IMO, the DVD aimed at the little ones does contain too much unnecessary information and again I don't like the fact that if they are all sat there watching it, it does make a bigger deal out of certain things.

It's a rather lame argument to say that if we don't have sex ed we will end up back in the 1930s when sex was frowned upon and enjoyment certainly banned. This generation of single mums, mixed families, free contraception and liberal attitudes will ensure that sex simply won't be seen as dirty anymore.

The few families (and I mean few) who do have that attitude would only take their kids out even if it was compulsory, so you will never stop that. But kids who grow up in those families still have a better chance of finding out for themselves because of the society in which they are being brought up in. Attitudes have changed even since I was a kid.

I hope I have made my argument clear enough. I cannot speak for other schools, but my children are not the only ones taken out (and no we are not gypsies or Mormons or belong to any kind of sect) and the teachers are excellent about it. Kids come and go for lots of different reasons and the kids who don't watch the DVD just go into the next classroom. It's hardly noticed, especially with mixed year groups who all go off at times to do different things anyway.

I did watch the DVDs, I did have discussions with the teachers and they were very understanding. Whether or not they thought me an arsehole I have no idea, but I doubt that everyone is quite as common or closed-minded as Crapola.

My other main argument was that it should never be made compulsory at primary level.

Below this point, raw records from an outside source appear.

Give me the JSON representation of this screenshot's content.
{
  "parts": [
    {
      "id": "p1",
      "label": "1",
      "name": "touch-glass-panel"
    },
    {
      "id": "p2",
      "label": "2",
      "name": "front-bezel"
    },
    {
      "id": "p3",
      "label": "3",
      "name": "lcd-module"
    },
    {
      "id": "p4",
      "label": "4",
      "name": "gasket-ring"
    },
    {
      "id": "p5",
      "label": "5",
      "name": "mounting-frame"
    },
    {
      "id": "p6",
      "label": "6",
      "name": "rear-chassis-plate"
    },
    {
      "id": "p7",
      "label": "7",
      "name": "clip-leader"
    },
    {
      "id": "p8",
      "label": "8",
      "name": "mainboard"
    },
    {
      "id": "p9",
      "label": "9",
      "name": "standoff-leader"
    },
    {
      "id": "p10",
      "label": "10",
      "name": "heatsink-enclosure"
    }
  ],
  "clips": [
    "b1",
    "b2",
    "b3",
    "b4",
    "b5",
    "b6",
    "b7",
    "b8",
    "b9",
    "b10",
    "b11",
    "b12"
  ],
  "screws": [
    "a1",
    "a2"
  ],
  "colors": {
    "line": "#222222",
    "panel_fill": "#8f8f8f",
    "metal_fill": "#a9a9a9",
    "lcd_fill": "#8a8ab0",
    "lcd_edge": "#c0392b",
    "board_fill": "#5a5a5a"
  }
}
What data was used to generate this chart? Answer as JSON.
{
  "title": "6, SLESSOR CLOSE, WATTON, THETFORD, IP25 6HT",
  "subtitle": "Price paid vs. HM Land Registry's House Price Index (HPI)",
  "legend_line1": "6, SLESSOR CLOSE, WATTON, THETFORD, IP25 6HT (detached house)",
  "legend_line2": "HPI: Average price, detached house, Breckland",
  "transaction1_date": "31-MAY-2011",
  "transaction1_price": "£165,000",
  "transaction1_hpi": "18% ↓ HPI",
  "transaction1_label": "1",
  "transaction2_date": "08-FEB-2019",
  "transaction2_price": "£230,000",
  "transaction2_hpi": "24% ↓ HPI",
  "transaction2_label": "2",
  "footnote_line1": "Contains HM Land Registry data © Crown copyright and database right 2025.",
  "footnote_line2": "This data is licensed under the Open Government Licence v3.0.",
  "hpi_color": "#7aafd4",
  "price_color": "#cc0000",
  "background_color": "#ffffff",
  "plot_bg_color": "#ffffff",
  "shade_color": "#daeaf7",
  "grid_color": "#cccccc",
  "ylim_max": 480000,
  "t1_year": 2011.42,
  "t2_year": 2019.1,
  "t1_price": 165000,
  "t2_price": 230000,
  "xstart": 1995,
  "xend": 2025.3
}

The government already have far too much control over our children and I'd like to be able to parent my kids as I see fit without the government stepping in. Whether you agree with someone else's parenting choices or not, you cannot force a parent to make the same choices you do just because you feel you are in the right. It's almost as though the government is saying that parents don't know what is best for their children and that really annoys me.

Phew! Can we move on now?

BoattoHogwartsviaBolivia · 08/07/2011 11:24

Minor detail, rhubarb0 Smile, Gypsy is a recognised ethnic group, and ,as such, should be capitalised. Wouldn't normally pick upon it on here as we all miss capitals off when typing in a hurry, but you did take the time to capitalise Mormon, so thought you might like to know.
I think you shoe, by your posts, that you have though this through very thoroughly and have made so good points. It would be lovely to think that sex ed could be just taught as part of the normal curriculum, and not made such a big issue of. I think we do ourselves a big disservice as teachers by calling it sex ed. It make parents more jumpy, when often it is just health and body awareness.
We also teach a drugs awareness course in year 5, which sounds nuts, but is actually very little to do with drugs per se, but more about making informed choices and developing strategies for saying 'no' to nothing you don't want to do. It covers friendships and empowers the children to stand by their decisions.

BoattoHogwartsviaBolivia · 08/07/2011 11:24

Shoe= show btw!

CrapolaDeVille · 08/07/2011 11:26

"and when they have RE." Rhubarb.

Your comments angered me.... for their sheer ridiculousness.

Sex Ed in RE....what does God think about wanking?

Funny that you have no desire to stop them being fed faith but not fact.
Religion should be taught as beliefs, sex ed should be compulsory.

BadBagel · 08/07/2011 11:37

'It would be lovely to think that sex ed could be just taught as part of the normal curriculum, and not made such a big issue of. I think we do ourselves a big disservice as teachers by calling it sex ed. It make parents more jumpy, when often it is just health and body awareness'

Completely agree Boatto!

It's just sad that people still have such a huge hang ups about the word 'sex' Watching a dvd is made into a 'big deal' because the parents/adults make it a big deal.